Melbourne’s CBD population – and the number of parking tickets – is set to boom under projections by the city’s council, but the peak property industry group has warned that more needs to be done to get people back into offices.
The City of Melbourne’s draft 2022-23 budget papers, handed down on Tuesday, reveal expected revenue is forecast to increase by 13% to $538.7m, but the number of businesses operating in the CBD is projected to fall by more than 10%.
The CBD’s population is expected to swell to 54,738 – up from 37,112 forecast in last year’s budget.
The Property Council of Australia has warned the push to boost city office workers cannot rely on government incentives indefinitely.
The number of CBD businesses is forecast to fall, from a projected 9,444 that was contained in last year’s budget, to 8,230 in the next financial year, with business owners struggling amid the city’s lagging office occupancy rate.

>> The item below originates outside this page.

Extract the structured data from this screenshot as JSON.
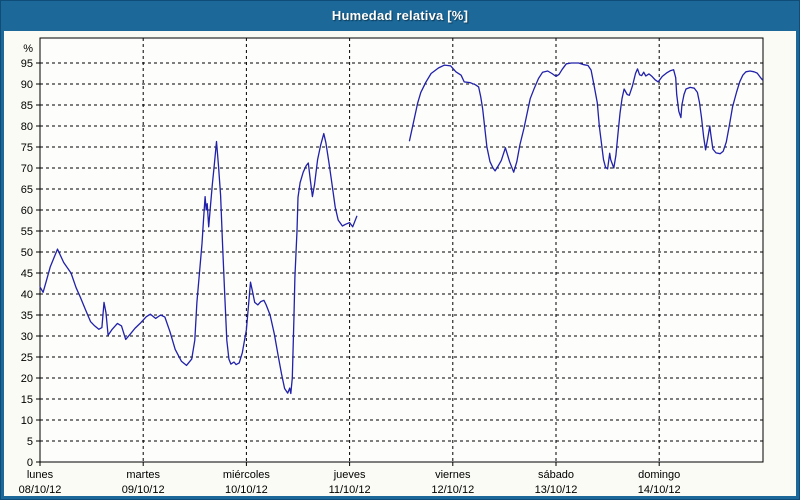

The Property Council of Australia’s Victorian head, Danni Hunter, said Melbourne’s business sector, city council and state government had to unite to encourage people “to make working in the office the choice they want to make”.
“We absolutely have to focus on our office community. That’s the real gap in the increase in the activity we’ve seen in recent months that has been driven by event activation and amazing hospitality incentives like Melbourne Money,” Hunter said.
“We have to put a renewed focus on encouraging and incentivising people to come back to the office, and that can’t rely on government incentives for ever.”
According to the budget papers, there is “an expected increase in CBD activity and visitation as revenue recovers to post Covid levels” next financial year.
As a result, the budget has forecast a 64% increase in revenue – amounting to a $15.9m rise – from parking fines, and a $9m increase in parking fee income.
Earlier this month, the council and state opposition had criticised the Andrews government’s state budget for its lack of CBD recovery funding.
At 36%, Melbourne’s office occupancy lags behind the rest of Australia, with Sydney slightly ahead at 42%. Adelaide leads the nation at 59%, followed by Brisbane at 51%.
After two years of rates relief to ease pressures during the pandemic, council will implement a 1.75 % increase to align with the state government’s cap.
Rates revenue alone is forecast to be $345.6m – up 6% from the past financial year.
Melbourne’s lord mayor, Sally Capp, said the budget aimed to bring people back to the city.
“We’ve designed a budget that delivers on what matters most – making our city cleaner, delivering more events and bringing people back to the city,” Capp said.
“We’re investing to grow our economy beyond pre-pandemic levels and create more jobs, more events and more amenities for our residents, traders and visitors.”
Hunter said the budget struck the right balance between a “modest rate increase” and investments in city precincts like the $300m Greenline project – which has $40m allocated in the council’s budget – and $25m for “activation” events like festivals.
“It’s so critically important for bringing people back into the city,” she said.
Hunter said the property council was excited to see momentum building around the Greenline project. Federal Labor has committed to investing $20m into the Greenline project – that will create a 4km promenade along the Yarra River – if it wins the federal election on Saturday.
“Greenline is an amazing place-making opportunity for Melbourne – bringing a bit of New York to Melbourne and keeping Melbourne on the global map while making great use of one of our most important assets – the Yarra River,” she said.
“It’ll be very important in the post-Covid economy recovery that our focus on projects and precincts is really front and centre.”